Thank you for posting, Plato. I see now how I misinterpreted the problem. It's not the number of ways to choose 1 group of 3, but 10 groups of 3.

 

[Plato2]

Thank you for posting, Plato. I see now how I misinterpreted the problem. It's not the number of ways to choose 1 group of 3, but 10 groups of 3.

I don't know which it is. I was working off your reply. If it is ten groups of thee then my reply is wrong. The total there is $\dfrac{30!}{(3!)^{10}(10!)}=1208883745669600000$.
That really complicates the question, because there could be many more same-sex groups. Using inclusion/exclusion there is a nightmare.

 

[Jameson]

I don't know which it is. I was working off your reply. If it is ten groups of thee then my reply is wrong. The total there is $\dfrac{30!}{(3!)^{10}(10!)}=1208883745669600000$.
That really complicates the question, because there could be many more same-sex groups. Using inclusion/exclusion there is a nightmare.

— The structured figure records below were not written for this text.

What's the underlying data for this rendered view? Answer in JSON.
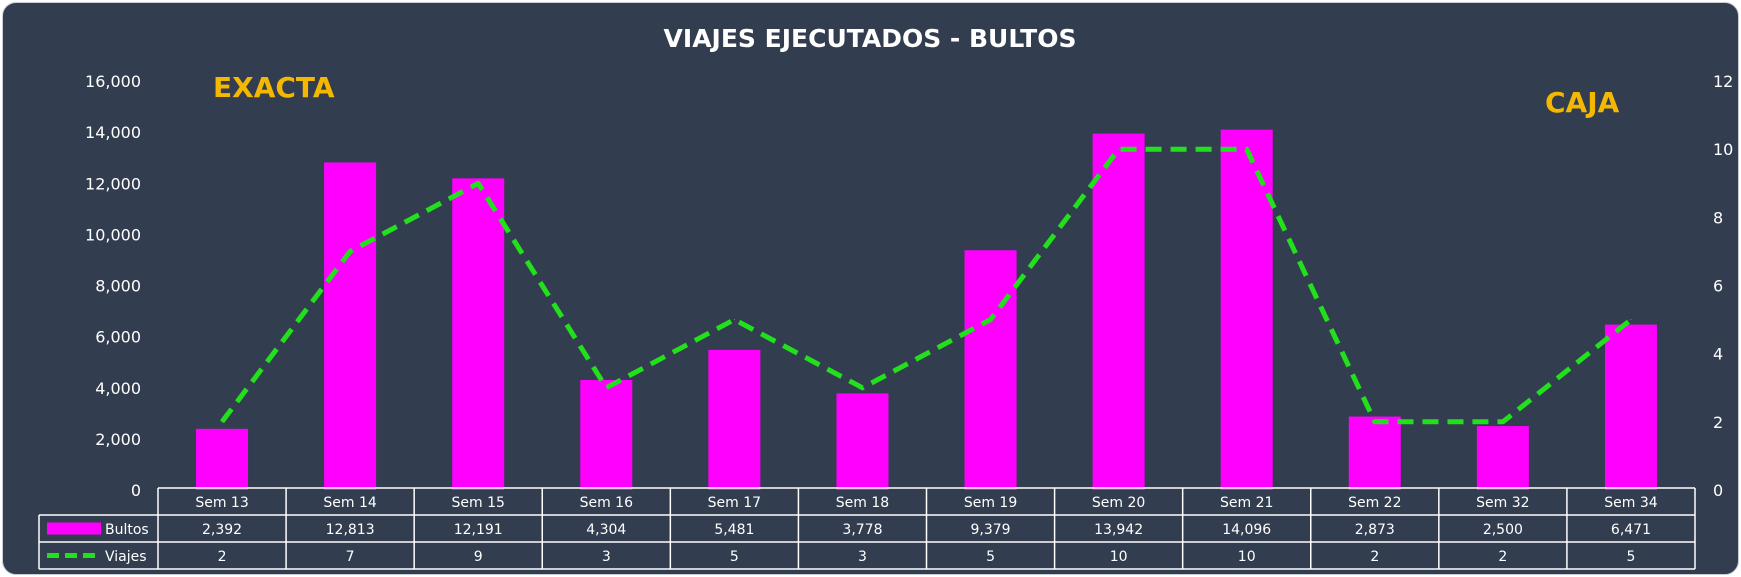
{
  "chart_data": {
    "type": "bar",
    "title": "VIAJES EJECUTADOS - BULTOS",
    "categories": [
      "Sem 13",
      "Sem 14",
      "Sem 15",
      "Sem 16",
      "Sem 17",
      "Sem 18",
      "Sem 19",
      "Sem 20",
      "Sem 21",
      "Sem 22",
      "Sem 32",
      "Sem 34"
    ],
    "series": [
      {
        "name": "Bultos",
        "type": "bar",
        "axis": "left",
        "color": "#ff00ff",
        "values": [
          2392,
          12813,
          12191,
          4304,
          5481,
          3778,
          9379,
          13942,
          14096,
          2873,
          2500,
          6471
        ],
        "labels": [
          "2,392",
          "12,813",
          "12,191",
          "4,304",
          "5,481",
          "3,778",
          "9,379",
          "13,942",
          "14,096",
          "2,873",
          "2,500",
          "6,471"
        ]
      },
      {
        "name": "Viajes",
        "type": "line",
        "style": "dashed",
        "axis": "right",
        "color": "#22e01c",
        "values": [
          2,
          7,
          9,
          3,
          5,
          3,
          5,
          10,
          10,
          2,
          2,
          5
        ],
        "labels": [
          "2",
          "7",
          "9",
          "3",
          "5",
          "3",
          "5",
          "10",
          "10",
          "2",
          "2",
          "5"
        ]
      }
    ],
    "y_left": {
      "min": 0,
      "max": 16000,
      "ticks": [
        "0",
        "2,000",
        "4,000",
        "6,000",
        "8,000",
        "10,000",
        "12,000",
        "14,000",
        "16,000"
      ]
    },
    "y_right": {
      "min": 0,
      "max": 12,
      "ticks": [
        "0",
        "2",
        "4",
        "6",
        "8",
        "10",
        "12"
      ]
    },
    "annotations": [
      {
        "text": "EXACTA",
        "color": "#f5b800"
      },
      {
        "text": "CAJA",
        "color": "#f5b800"
      }
    ],
    "legend": "data-table",
    "grid": false
  }
}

I don't follow your other reply at all then. If you the situation where you have 30 objects and want to find the number of ways to arrange 3 objects you can make from the 30, that is simply \(\displaystyle \binom{30}{3}\). I broke my previous reply into the 2F+1M and 2M+1F cases to account for the restriction that you can't have 3M or 3F groups. Due to this restriction the answer should be less than \(\displaystyle \binom{30}{3}\) it seems to me.

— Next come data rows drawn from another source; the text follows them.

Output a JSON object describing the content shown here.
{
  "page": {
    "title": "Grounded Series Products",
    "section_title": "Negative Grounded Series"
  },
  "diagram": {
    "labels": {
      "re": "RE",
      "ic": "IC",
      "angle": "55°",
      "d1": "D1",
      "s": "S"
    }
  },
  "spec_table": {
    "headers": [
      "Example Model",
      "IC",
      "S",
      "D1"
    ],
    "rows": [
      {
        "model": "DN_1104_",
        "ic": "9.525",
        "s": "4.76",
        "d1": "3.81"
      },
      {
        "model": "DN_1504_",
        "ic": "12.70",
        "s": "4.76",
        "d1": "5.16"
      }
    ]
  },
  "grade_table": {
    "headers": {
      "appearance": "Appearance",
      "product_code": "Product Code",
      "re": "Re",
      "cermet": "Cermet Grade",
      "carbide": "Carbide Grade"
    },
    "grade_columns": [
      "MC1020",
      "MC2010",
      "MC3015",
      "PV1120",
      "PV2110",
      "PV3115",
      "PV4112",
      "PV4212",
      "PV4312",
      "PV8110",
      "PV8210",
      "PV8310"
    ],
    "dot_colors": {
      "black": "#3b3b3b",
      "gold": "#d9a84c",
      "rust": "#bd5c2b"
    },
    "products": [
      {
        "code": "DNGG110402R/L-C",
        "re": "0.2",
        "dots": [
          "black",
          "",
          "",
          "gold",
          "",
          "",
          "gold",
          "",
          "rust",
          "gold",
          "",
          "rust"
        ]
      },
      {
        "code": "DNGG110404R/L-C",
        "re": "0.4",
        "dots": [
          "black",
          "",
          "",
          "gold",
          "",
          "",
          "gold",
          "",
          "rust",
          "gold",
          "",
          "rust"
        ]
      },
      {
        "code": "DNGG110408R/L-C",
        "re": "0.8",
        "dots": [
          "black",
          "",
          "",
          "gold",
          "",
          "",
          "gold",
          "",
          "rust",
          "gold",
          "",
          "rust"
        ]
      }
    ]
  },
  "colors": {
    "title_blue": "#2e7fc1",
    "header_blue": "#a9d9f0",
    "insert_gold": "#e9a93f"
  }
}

A set of thirty people can be divided into three subset of ten each in $\dfrac{30!}{6(10!)^3}=925166131890$ ways.

The part in bold makes me think that your reply was yet another interpretation. It appears to be breaking into 3 groups of 10.

So it could be 1 group 3, 3 groups of 10 or 10 groups of 3. I still kind of lean towards the first interpretation since the OP is just beginning to study combinatorics.

 

[Plato2]

The part in bold makes me think that your reply was yet another interpretation. It appears to be breaking into 3 groups of 10.
So it could be 1 group 3, 3 groups of 10 or 10 groups of 3. I still kind of lean towards the first interpretation since the OP is just beginning to study combinatorics.

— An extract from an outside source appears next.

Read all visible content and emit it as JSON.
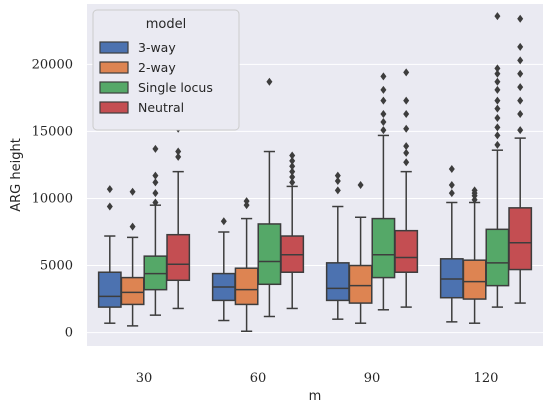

Three groups of ten each is doable. That is what I thought it meant, particularly at this level. Even tough unordered partitions are advanced.

BUT ten groups of three each is almost impossible at this level with the restrictions.
Here are some combinations. Because we cannot two females in each group.
We cannot have one male in each group. Thus working out all possible combinations is a nightmare. Then the possible over-counts can be many.

Experience tells me that the three group question was intended.